Le Monde, 18 novembre 2009
Livre référence:
La mentalité américaine
Longtemps enfouie sous les stéréotypes, la tradition de gauche aux États-Unis commence à se faire connaître en français. Tel est le cas de la pensée d’Howard Zinn. Cet historien, né en 1922 à New York, a passé quarante ans, à l’université de Boston, à mêler engagement « radical » (gauche critique) et étude de la résistance à l’injustice dans son pays. Grâce à l’installation récente en France de Lux, une maison d’édition québécoise d’inspiration anarchiste, les textes rassemblés dans cette Mentalité américaine contribuent à rendre plus précise cette figure de l’« autre Amérique ».
L’un des traits caractéristiques de la tendance protestataire outre-Atlantique est son attachement profond à la problématique du droit. La légalité n’est pas sui generis à rejeter. À condition que codes pénaux et Constitutions respectent les promesses contenues dans leurs principes ; celles d’une société où la justice vaut plus que la simple obéissance à l’ordre établi. D’où la légitimité de la « désobéissance civile ».
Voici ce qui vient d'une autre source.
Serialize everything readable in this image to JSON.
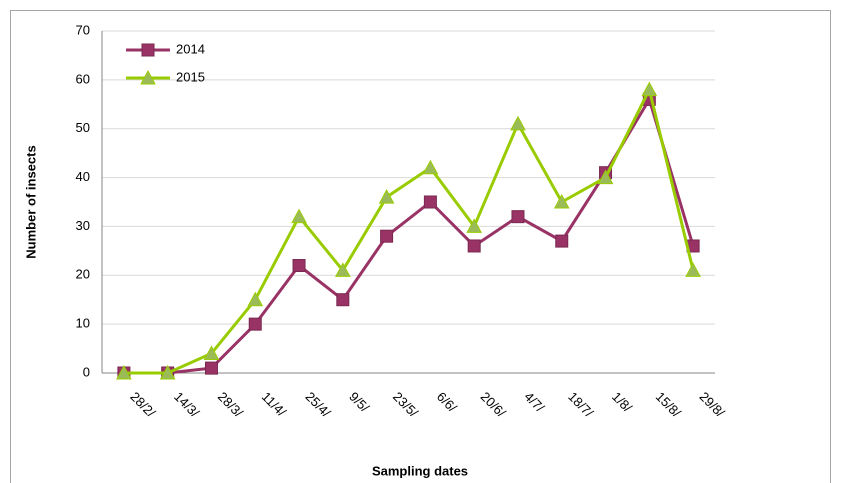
{
  "chart_data": {
    "type": "line",
    "xlabel": "Sampling dates",
    "ylabel": "Number of insects",
    "categories": [
      "28/2/",
      "14/3/",
      "28/3/",
      "11/4/",
      "25/4/",
      "9/5/",
      "23/5/",
      "6/6/",
      "20/6/",
      "4/7/",
      "18/7/",
      "1/8/",
      "15/8/",
      "29/8/"
    ],
    "series": [
      {
        "name": "2014",
        "color": "#993366",
        "marker": "square",
        "values": [
          0,
          0,
          1,
          10,
          22,
          15,
          28,
          35,
          26,
          32,
          27,
          41,
          56,
          26
        ]
      },
      {
        "name": "2015",
        "color": "#99cc00",
        "marker": "triangle",
        "values": [
          0,
          0,
          4,
          15,
          32,
          21,
          36,
          42,
          30,
          51,
          35,
          40,
          58,
          21
        ]
      }
    ],
    "ylim": [
      0,
      70
    ],
    "yticks": [
      0,
      10,
      20,
      30,
      40,
      50,
      60,
      70
    ],
    "grid": true,
    "legend": "upper left"
  }
}
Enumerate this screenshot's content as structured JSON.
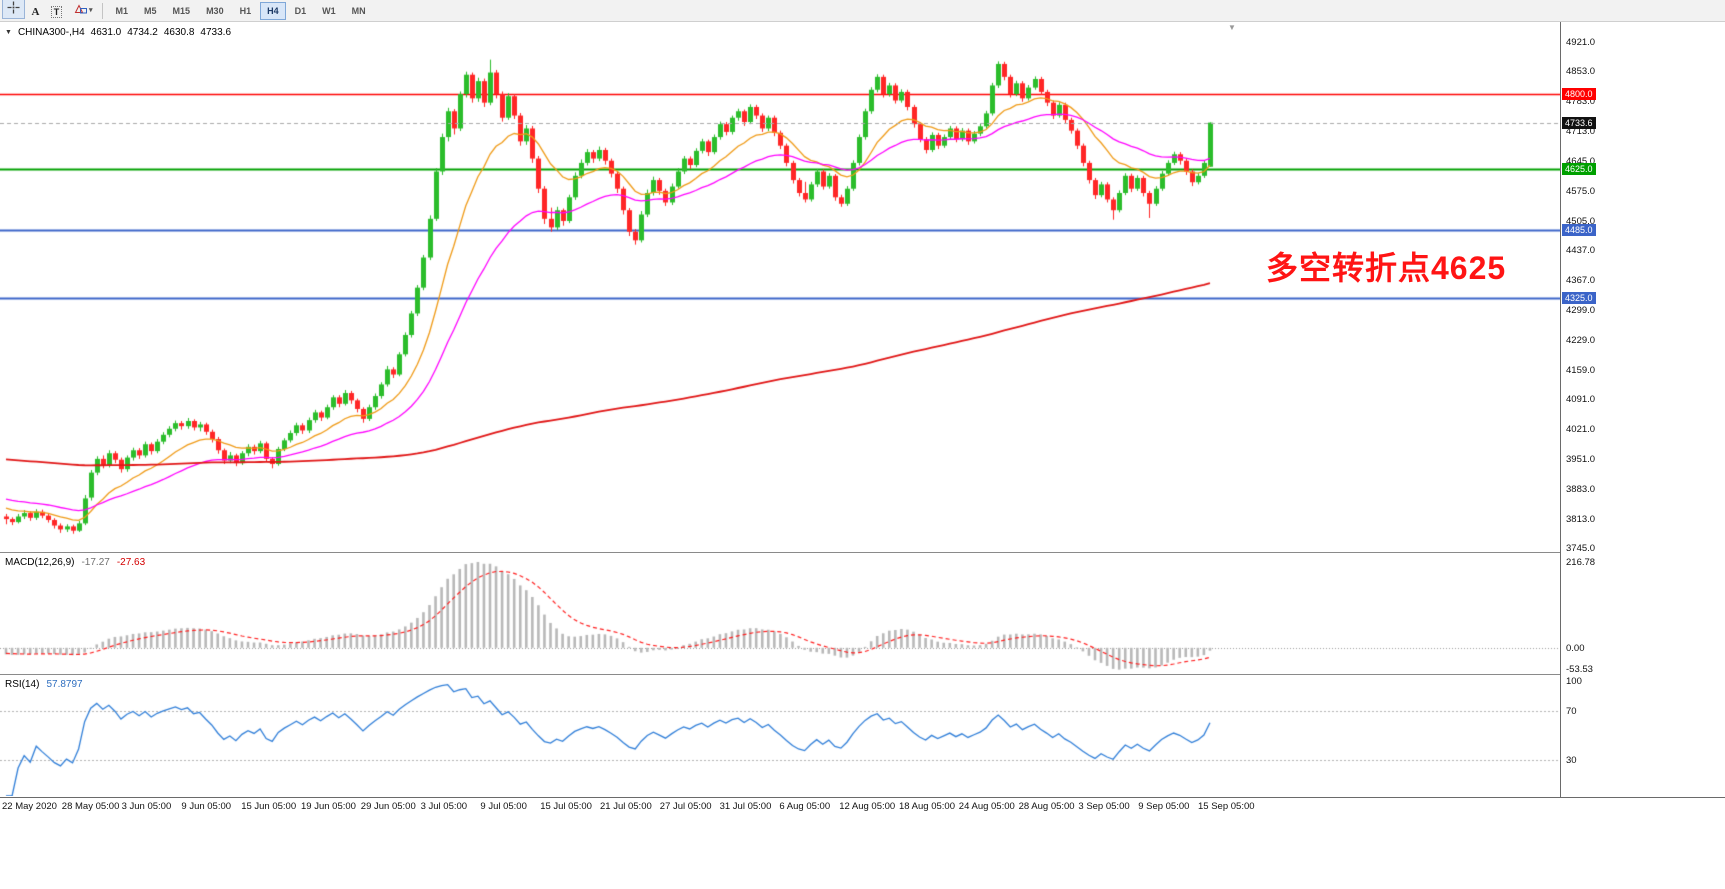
{
  "toolbar": {
    "tools": [
      {
        "id": "crosshair",
        "label": "",
        "pressed": true
      },
      {
        "id": "text",
        "label": "A",
        "pressed": false
      },
      {
        "id": "text-label",
        "label": "T",
        "pressed": false
      },
      {
        "id": "shapes",
        "label": "",
        "pressed": false
      }
    ],
    "timeframes": [
      "M1",
      "M5",
      "M15",
      "M30",
      "H1",
      "H4",
      "D1",
      "W1",
      "MN"
    ],
    "active_timeframe": "H4"
  },
  "chart": {
    "header": {
      "symbol_period": "CHINA300-,H4",
      "open": "4631.0",
      "high": "4734.2",
      "low": "4630.8",
      "close": "4733.6"
    },
    "annotation": {
      "text": "多空转折点4625",
      "color": "#ff1414"
    },
    "colors": {
      "up": "#2bbd2b",
      "down": "#ff2626"
    },
    "price_axis": {
      "top_price": 4967.5,
      "bottom_price": 3735.5,
      "labels": [
        "4921.0",
        "4853.0",
        "4783.0",
        "4713.0",
        "4645.0",
        "4575.0",
        "4505.0",
        "4437.0",
        "4367.0",
        "4299.0",
        "4229.0",
        "4159.0",
        "4091.0",
        "4021.0",
        "3951.0",
        "3883.0",
        "3813.0",
        "3745.0"
      ]
    },
    "levels": [
      {
        "price": 4800.0,
        "label": "4800.0",
        "color": "#ff0000",
        "width": 1.4
      },
      {
        "price": 4733.6,
        "label": "4733.6",
        "color": "#a8a8a8",
        "tag_color": "#111111",
        "width": 1,
        "current": true
      },
      {
        "price": 4625.0,
        "label": "4625.0",
        "color": "#00a000",
        "width": 1.8
      },
      {
        "price": 4485.0,
        "label": "4485.0",
        "color": "#3b64c8",
        "width": 1.8
      },
      {
        "price": 4325.0,
        "label": "4325.0",
        "color": "#3b64c8",
        "width": 1.8
      }
    ],
    "ma": [
      {
        "period": 14,
        "type": "ema",
        "color": "#ef9a16",
        "width": 1.3
      },
      {
        "period": 34,
        "type": "ema",
        "color": "#ff00ff",
        "width": 1.3
      },
      {
        "period": 230,
        "type": "sma",
        "color": "#e01515",
        "width": 1.8
      }
    ],
    "warmup": {
      "start": 4080,
      "end": 3820,
      "count": 120,
      "amp": 14,
      "cycles": 2.5
    },
    "candles": [
      [
        3818,
        3824,
        3800,
        3812
      ],
      [
        3812,
        3816,
        3798,
        3805
      ],
      [
        3805,
        3824,
        3802,
        3818
      ],
      [
        3818,
        3833,
        3812,
        3826
      ],
      [
        3826,
        3830,
        3808,
        3815
      ],
      [
        3815,
        3835,
        3810,
        3829
      ],
      [
        3829,
        3834,
        3814,
        3820
      ],
      [
        3820,
        3826,
        3804,
        3810
      ],
      [
        3810,
        3814,
        3790,
        3797
      ],
      [
        3797,
        3802,
        3780,
        3788
      ],
      [
        3788,
        3800,
        3782,
        3795
      ],
      [
        3795,
        3799,
        3778,
        3785
      ],
      [
        3785,
        3808,
        3782,
        3802
      ],
      [
        3802,
        3868,
        3798,
        3860
      ],
      [
        3862,
        3926,
        3855,
        3920
      ],
      [
        3920,
        3958,
        3914,
        3952
      ],
      [
        3952,
        3960,
        3930,
        3938
      ],
      [
        3938,
        3972,
        3932,
        3965
      ],
      [
        3965,
        3970,
        3942,
        3950
      ],
      [
        3950,
        3955,
        3920,
        3928
      ],
      [
        3928,
        3960,
        3922,
        3955
      ],
      [
        3955,
        3978,
        3948,
        3972
      ],
      [
        3972,
        3977,
        3952,
        3960
      ],
      [
        3960,
        3992,
        3955,
        3986
      ],
      [
        3986,
        3990,
        3962,
        3970
      ],
      [
        3970,
        3998,
        3965,
        3992
      ],
      [
        3992,
        4014,
        3986,
        4008
      ],
      [
        4008,
        4028,
        4002,
        4022
      ],
      [
        4022,
        4041,
        4016,
        4035
      ],
      [
        4035,
        4040,
        4020,
        4028
      ],
      [
        4028,
        4047,
        4022,
        4040
      ],
      [
        4040,
        4044,
        4018,
        4025
      ],
      [
        4025,
        4038,
        4016,
        4032
      ],
      [
        4032,
        4036,
        4008,
        4015
      ],
      [
        4015,
        4020,
        3990,
        3998
      ],
      [
        3998,
        4003,
        3964,
        3972
      ],
      [
        3972,
        3976,
        3940,
        3948
      ],
      [
        3948,
        3968,
        3942,
        3960
      ],
      [
        3960,
        3964,
        3935,
        3942
      ],
      [
        3942,
        3970,
        3938,
        3965
      ],
      [
        3965,
        3986,
        3958,
        3980
      ],
      [
        3980,
        3985,
        3962,
        3970
      ],
      [
        3970,
        3994,
        3965,
        3988
      ],
      [
        3988,
        3992,
        3945,
        3952
      ],
      [
        3952,
        3956,
        3930,
        3940
      ],
      [
        3940,
        3980,
        3936,
        3975
      ],
      [
        3975,
        4000,
        3970,
        3995
      ],
      [
        3995,
        4018,
        3990,
        4012
      ],
      [
        4012,
        4036,
        4006,
        4030
      ],
      [
        4030,
        4035,
        4010,
        4018
      ],
      [
        4018,
        4048,
        4012,
        4042
      ],
      [
        4042,
        4066,
        4036,
        4060
      ],
      [
        4060,
        4064,
        4040,
        4048
      ],
      [
        4048,
        4078,
        4044,
        4072
      ],
      [
        4072,
        4100,
        4066,
        4095
      ],
      [
        4095,
        4100,
        4072,
        4080
      ],
      [
        4080,
        4112,
        4076,
        4105
      ],
      [
        4105,
        4110,
        4080,
        4088
      ],
      [
        4088,
        4092,
        4060,
        4068
      ],
      [
        4068,
        4072,
        4036,
        4045
      ],
      [
        4045,
        4078,
        4040,
        4072
      ],
      [
        4072,
        4104,
        4066,
        4098
      ],
      [
        4098,
        4130,
        4092,
        4125
      ],
      [
        4125,
        4168,
        4120,
        4160
      ],
      [
        4160,
        4165,
        4140,
        4148
      ],
      [
        4148,
        4200,
        4144,
        4195
      ],
      [
        4195,
        4246,
        4190,
        4240
      ],
      [
        4240,
        4296,
        4234,
        4290
      ],
      [
        4290,
        4356,
        4284,
        4350
      ],
      [
        4350,
        4426,
        4344,
        4420
      ],
      [
        4420,
        4518,
        4414,
        4510
      ],
      [
        4510,
        4628,
        4505,
        4620
      ],
      [
        4620,
        4708,
        4612,
        4700
      ],
      [
        4700,
        4768,
        4690,
        4760
      ],
      [
        4760,
        4765,
        4706,
        4720
      ],
      [
        4720,
        4806,
        4714,
        4800
      ],
      [
        4800,
        4852,
        4792,
        4845
      ],
      [
        4845,
        4850,
        4780,
        4790
      ],
      [
        4790,
        4838,
        4782,
        4830
      ],
      [
        4830,
        4836,
        4770,
        4780
      ],
      [
        4780,
        4880,
        4774,
        4850
      ],
      [
        4850,
        4856,
        4790,
        4800
      ],
      [
        4800,
        4806,
        4736,
        4745
      ],
      [
        4745,
        4802,
        4740,
        4795
      ],
      [
        4795,
        4800,
        4742,
        4750
      ],
      [
        4750,
        4756,
        4680,
        4690
      ],
      [
        4690,
        4728,
        4682,
        4720
      ],
      [
        4720,
        4726,
        4640,
        4650
      ],
      [
        4650,
        4656,
        4570,
        4580
      ],
      [
        4580,
        4586,
        4498,
        4510
      ],
      [
        4510,
        4536,
        4480,
        4490
      ],
      [
        4490,
        4538,
        4484,
        4530
      ],
      [
        4530,
        4534,
        4494,
        4505
      ],
      [
        4505,
        4566,
        4500,
        4560
      ],
      [
        4560,
        4618,
        4554,
        4610
      ],
      [
        4610,
        4648,
        4604,
        4640
      ],
      [
        4640,
        4672,
        4634,
        4665
      ],
      [
        4665,
        4670,
        4640,
        4650
      ],
      [
        4650,
        4678,
        4644,
        4670
      ],
      [
        4670,
        4675,
        4636,
        4645
      ],
      [
        4645,
        4650,
        4606,
        4615
      ],
      [
        4615,
        4620,
        4570,
        4580
      ],
      [
        4580,
        4585,
        4520,
        4530
      ],
      [
        4530,
        4535,
        4470,
        4480
      ],
      [
        4480,
        4486,
        4450,
        4460
      ],
      [
        4460,
        4528,
        4455,
        4520
      ],
      [
        4520,
        4578,
        4514,
        4570
      ],
      [
        4570,
        4608,
        4564,
        4600
      ],
      [
        4600,
        4605,
        4566,
        4575
      ],
      [
        4575,
        4580,
        4540,
        4548
      ],
      [
        4548,
        4592,
        4542,
        4585
      ],
      [
        4585,
        4628,
        4580,
        4620
      ],
      [
        4620,
        4656,
        4614,
        4650
      ],
      [
        4650,
        4655,
        4626,
        4635
      ],
      [
        4635,
        4674,
        4630,
        4668
      ],
      [
        4668,
        4696,
        4662,
        4690
      ],
      [
        4690,
        4694,
        4656,
        4665
      ],
      [
        4665,
        4706,
        4660,
        4700
      ],
      [
        4700,
        4736,
        4694,
        4730
      ],
      [
        4730,
        4735,
        4704,
        4712
      ],
      [
        4712,
        4750,
        4706,
        4745
      ],
      [
        4745,
        4766,
        4738,
        4760
      ],
      [
        4760,
        4764,
        4726,
        4735
      ],
      [
        4735,
        4776,
        4730,
        4770
      ],
      [
        4770,
        4775,
        4742,
        4750
      ],
      [
        4750,
        4755,
        4712,
        4720
      ],
      [
        4720,
        4750,
        4714,
        4745
      ],
      [
        4745,
        4750,
        4702,
        4710
      ],
      [
        4710,
        4715,
        4672,
        4680
      ],
      [
        4680,
        4685,
        4632,
        4640
      ],
      [
        4640,
        4645,
        4592,
        4600
      ],
      [
        4600,
        4605,
        4562,
        4570
      ],
      [
        4570,
        4596,
        4548,
        4555
      ],
      [
        4555,
        4596,
        4550,
        4590
      ],
      [
        4590,
        4626,
        4584,
        4620
      ],
      [
        4620,
        4625,
        4578,
        4585
      ],
      [
        4585,
        4616,
        4580,
        4610
      ],
      [
        4610,
        4614,
        4552,
        4560
      ],
      [
        4560,
        4566,
        4538,
        4545
      ],
      [
        4545,
        4586,
        4540,
        4580
      ],
      [
        4580,
        4646,
        4575,
        4640
      ],
      [
        4640,
        4706,
        4634,
        4700
      ],
      [
        4700,
        4766,
        4694,
        4760
      ],
      [
        4760,
        4816,
        4754,
        4810
      ],
      [
        4810,
        4846,
        4804,
        4840
      ],
      [
        4840,
        4845,
        4792,
        4800
      ],
      [
        4800,
        4826,
        4794,
        4820
      ],
      [
        4820,
        4825,
        4778,
        4785
      ],
      [
        4785,
        4811,
        4780,
        4805
      ],
      [
        4805,
        4810,
        4762,
        4770
      ],
      [
        4770,
        4775,
        4722,
        4730
      ],
      [
        4730,
        4735,
        4688,
        4695
      ],
      [
        4695,
        4700,
        4662,
        4670
      ],
      [
        4670,
        4711,
        4665,
        4705
      ],
      [
        4705,
        4710,
        4672,
        4680
      ],
      [
        4680,
        4706,
        4675,
        4700
      ],
      [
        4700,
        4726,
        4695,
        4720
      ],
      [
        4720,
        4725,
        4688,
        4695
      ],
      [
        4695,
        4721,
        4690,
        4715
      ],
      [
        4715,
        4720,
        4682,
        4690
      ],
      [
        4690,
        4714,
        4685,
        4708
      ],
      [
        4708,
        4731,
        4702,
        4725
      ],
      [
        4725,
        4761,
        4720,
        4755
      ],
      [
        4755,
        4826,
        4750,
        4820
      ],
      [
        4820,
        4876,
        4814,
        4870
      ],
      [
        4870,
        4875,
        4832,
        4840
      ],
      [
        4840,
        4845,
        4792,
        4800
      ],
      [
        4800,
        4831,
        4795,
        4825
      ],
      [
        4825,
        4830,
        4782,
        4790
      ],
      [
        4790,
        4821,
        4785,
        4815
      ],
      [
        4815,
        4841,
        4810,
        4835
      ],
      [
        4835,
        4840,
        4798,
        4805
      ],
      [
        4805,
        4810,
        4772,
        4780
      ],
      [
        4780,
        4785,
        4742,
        4750
      ],
      [
        4750,
        4781,
        4745,
        4775
      ],
      [
        4775,
        4780,
        4732,
        4740
      ],
      [
        4740,
        4745,
        4708,
        4715
      ],
      [
        4715,
        4720,
        4672,
        4680
      ],
      [
        4680,
        4685,
        4632,
        4640
      ],
      [
        4640,
        4645,
        4592,
        4600
      ],
      [
        4600,
        4605,
        4556,
        4565
      ],
      [
        4565,
        4596,
        4560,
        4590
      ],
      [
        4590,
        4595,
        4548,
        4555
      ],
      [
        4555,
        4560,
        4508,
        4530
      ],
      [
        4530,
        4576,
        4525,
        4570
      ],
      [
        4570,
        4616,
        4565,
        4610
      ],
      [
        4610,
        4615,
        4572,
        4580
      ],
      [
        4580,
        4611,
        4575,
        4605
      ],
      [
        4605,
        4610,
        4562,
        4570
      ],
      [
        4570,
        4575,
        4512,
        4545
      ],
      [
        4545,
        4586,
        4540,
        4580
      ],
      [
        4580,
        4621,
        4575,
        4615
      ],
      [
        4615,
        4646,
        4610,
        4640
      ],
      [
        4640,
        4666,
        4635,
        4660
      ],
      [
        4660,
        4665,
        4636,
        4645
      ],
      [
        4645,
        4650,
        4612,
        4620
      ],
      [
        4620,
        4625,
        4586,
        4595
      ],
      [
        4595,
        4616,
        4590,
        4610
      ],
      [
        4610,
        4646,
        4605,
        4640
      ],
      [
        4631,
        4734.2,
        4630.8,
        4733.6
      ]
    ]
  },
  "indicators": {
    "macd": {
      "label": "MACD(12,26,9)",
      "main_value": "-17.27",
      "signal_value": "-27.63",
      "fast": 12,
      "slow": 26,
      "signal_period": 9,
      "hist_color": "#b8b8b8",
      "signal_color": "#ff2020",
      "axis": {
        "max": 216.78,
        "min": -53.53,
        "labels": [
          "216.78",
          "0.00",
          "-53.53"
        ]
      }
    },
    "rsi": {
      "label": "RSI(14)",
      "value": "57.8797",
      "period": 14,
      "color": "#2f7ed8",
      "levels": [
        70,
        30
      ],
      "axis_labels": [
        "100",
        "70",
        "30"
      ]
    }
  },
  "time_axis": {
    "labels": [
      "22 May 2020",
      "28 May 05:00",
      "3 Jun 05:00",
      "9 Jun 05:00",
      "15 Jun 05:00",
      "19 Jun 05:00",
      "29 Jun 05:00",
      "3 Jul 05:00",
      "9 Jul 05:00",
      "15 Jul 05:00",
      "21 Jul 05:00",
      "27 Jul 05:00",
      "31 Jul 05:00",
      "6 Aug 05:00",
      "12 Aug 05:00",
      "18 Aug 05:00",
      "24 Aug 05:00",
      "28 Aug 05:00",
      "3 Sep 05:00",
      "9 Sep 05:00",
      "15 Sep 05:00"
    ]
  }
}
L’évaluation morale et politique de cette attitude de refus doit toutefois s’apprécier à ses conséquences. Juste est, selon Zinn, de ne pas se plier aux règlements interdisant certaines terrasses de café aux Noirs ou participer à une expédition militaire pourtant approuvée par le Congrès. Injuste est de livrer clandestinement, via l’Iran, comme le fit Oliver North dans les années 1980, des armes à la Contra nicaraguayenne, parce que le résultat ne se chiffre qu’en destructions pour les populations. Il est temps, pense Zinn, de bannir tout usage du concept de « guerre juste ».
À cette généalogie de la désobéissance se rattachent les réfractaires du Vietnam ou les militants pour les droits civiques, dont Zinn a accompagné et soutenu le combat et dont il rappelle utilement dans cet ouvrage quelques épisodes méconnus. Il estime que la révolte imprévisible des jeunes à l’orée des années 1960 a bien plus façonné le monde que le reaganisme. Elle est loin, croit-il, d’avoir révélé toutes ses potentialités.
Et Obama, dans tout ça ? Si Howard Zinn se réjouit quand même du départ de George Bush, il reste des plus méfiants face à un président qui mène deux conflits de front et dont les programmes en matière d’assurance-maladie universelle demeurent des plus timides. Mieux vaut, dit-il, se fier à un puissant « mouvement social », comme dans les années 1930 et 1960, qu’à l’hôte actuel de la Maison Blanche.